Les turcs sont un peuple très accueillant. J’ai eu la chance
d’arriver à un très bon moment de la vie stambouliote, au début des années 2 000,
lors de la période dite de la « mobida » avec un renouveau dans
l’art, la musique, une émulation très forte. Une atmosphère de fête qui fait
d’un « petit parisien » un vrai prince à Istanbul tant la vie est peu
chère et les turcs chaleureux et bienveillants envers les étrangers européens.
Apprendre le turc a été certes difficile au début mais les turcs aident
beaucoup. Ils essaient de te comprendre et t’encouragent à apprendre en te
mettant tout de suite à l’aise avec les fautes de langue.

Ce qui a été difficile est plutôt ce côté « si proche,
si lointain » quand j’ai commencé à m’installer et faire ma vie ici. On se
laisse avoir par le côté « c’est différent » et « c’est
dépaysant » du fait d’une culture méditerranéenne très forte où tout est
très facile, très ouvert, très festif. Mais sur le long terme, cette différence
se met à peser. On nous renvoie facilement à notre statut d’étranger même après
15 ou 20 ans en Turquie avec des remarques du type « tu n’as pas ton mot à
dire, tu n’es pas turc », ce qui peut-être un peu frustrant.

Quelles sont les particularités turques en termes de management ?

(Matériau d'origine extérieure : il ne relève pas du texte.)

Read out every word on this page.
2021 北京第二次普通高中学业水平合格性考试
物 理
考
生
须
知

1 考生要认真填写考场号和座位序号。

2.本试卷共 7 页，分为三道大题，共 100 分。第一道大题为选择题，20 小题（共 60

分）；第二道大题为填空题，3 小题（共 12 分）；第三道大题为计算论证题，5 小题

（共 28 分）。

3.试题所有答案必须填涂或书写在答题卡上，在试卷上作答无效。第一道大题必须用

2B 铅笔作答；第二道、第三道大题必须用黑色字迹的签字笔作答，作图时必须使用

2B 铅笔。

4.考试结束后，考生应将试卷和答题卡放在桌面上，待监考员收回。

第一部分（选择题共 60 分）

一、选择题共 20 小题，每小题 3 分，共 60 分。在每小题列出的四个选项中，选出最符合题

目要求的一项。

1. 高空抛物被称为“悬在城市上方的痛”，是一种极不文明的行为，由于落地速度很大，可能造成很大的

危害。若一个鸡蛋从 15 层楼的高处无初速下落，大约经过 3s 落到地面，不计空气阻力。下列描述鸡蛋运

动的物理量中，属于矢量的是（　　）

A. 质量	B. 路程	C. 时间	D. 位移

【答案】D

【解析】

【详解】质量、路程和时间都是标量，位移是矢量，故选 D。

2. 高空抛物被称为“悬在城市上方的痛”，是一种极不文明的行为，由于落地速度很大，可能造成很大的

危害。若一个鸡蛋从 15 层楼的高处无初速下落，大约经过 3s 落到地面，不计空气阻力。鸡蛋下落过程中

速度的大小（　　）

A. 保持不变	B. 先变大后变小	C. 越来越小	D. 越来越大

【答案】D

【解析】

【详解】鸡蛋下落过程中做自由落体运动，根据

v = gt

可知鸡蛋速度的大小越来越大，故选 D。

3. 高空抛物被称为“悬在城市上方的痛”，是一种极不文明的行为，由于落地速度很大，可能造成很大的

Avec notre Directeur Monsieur Abellan et moi-même en qualité de coordinateur pédagogique on a essayé d’instaurer une direction plus participative. Or, on s’est vite heurté à l’incompréhension d’une partie du corps professoral qui nous disait : « dîtes-nous simplement ce que Monsieur le Directeur veut qu’on fasse et ce sera fait ». Autre exemple assez évocateur de cette relation à l’autorité : au lycée, on appelle tout le monde par son prénom précédé du mot « Monsieur », ce qui donne pour moi, « Monsieur Julian ». Lorsque Alexandre Abellan, auparavant enseignant, est devenu directeur, il est passé de « Monsieur Alexandre » à « Monsieur Abellan », ce sont des codes de langage qui permettent de marquer l’autorité. Mais d’un autre côté, cette attitude directive doit s’accompagner de beaucoup de petites marques d’affection, d’un ton presque un peu mielleux, une sorte d’accompagnement tendre, c’est un équilibre à trouver.

Quelle est l’image du
français auprès des turcs aujourd’hui ?

Historiquement, le français a une très belle place en Turquie. Ce sont les échanges entre François Ier et Sulaiman le Magnifique qui ont fait naitre la diplomatie moderne et ceci, en français. Pour les turcs, elle marque un certain niveau de société. Atatürk était un grand francophile comme toute l’élite intellectuelle turque de la première moitié du XXème siècle.

Pourquoi les élèves turcs
choisissent d’apprendre le français ?

D’abord les établissements francophones ont une image de discipline
et de rigueur qui est très positive pour les parents. Ils sont sûrs que leur
enfant seront pris en charge. Apprendre le français est aussi, bien sûr, un
tremplin pour venir étudier en France ou bien au Canada.

Quelles sont les
perspectives professionnelles qui attirent les jeunes turcs ?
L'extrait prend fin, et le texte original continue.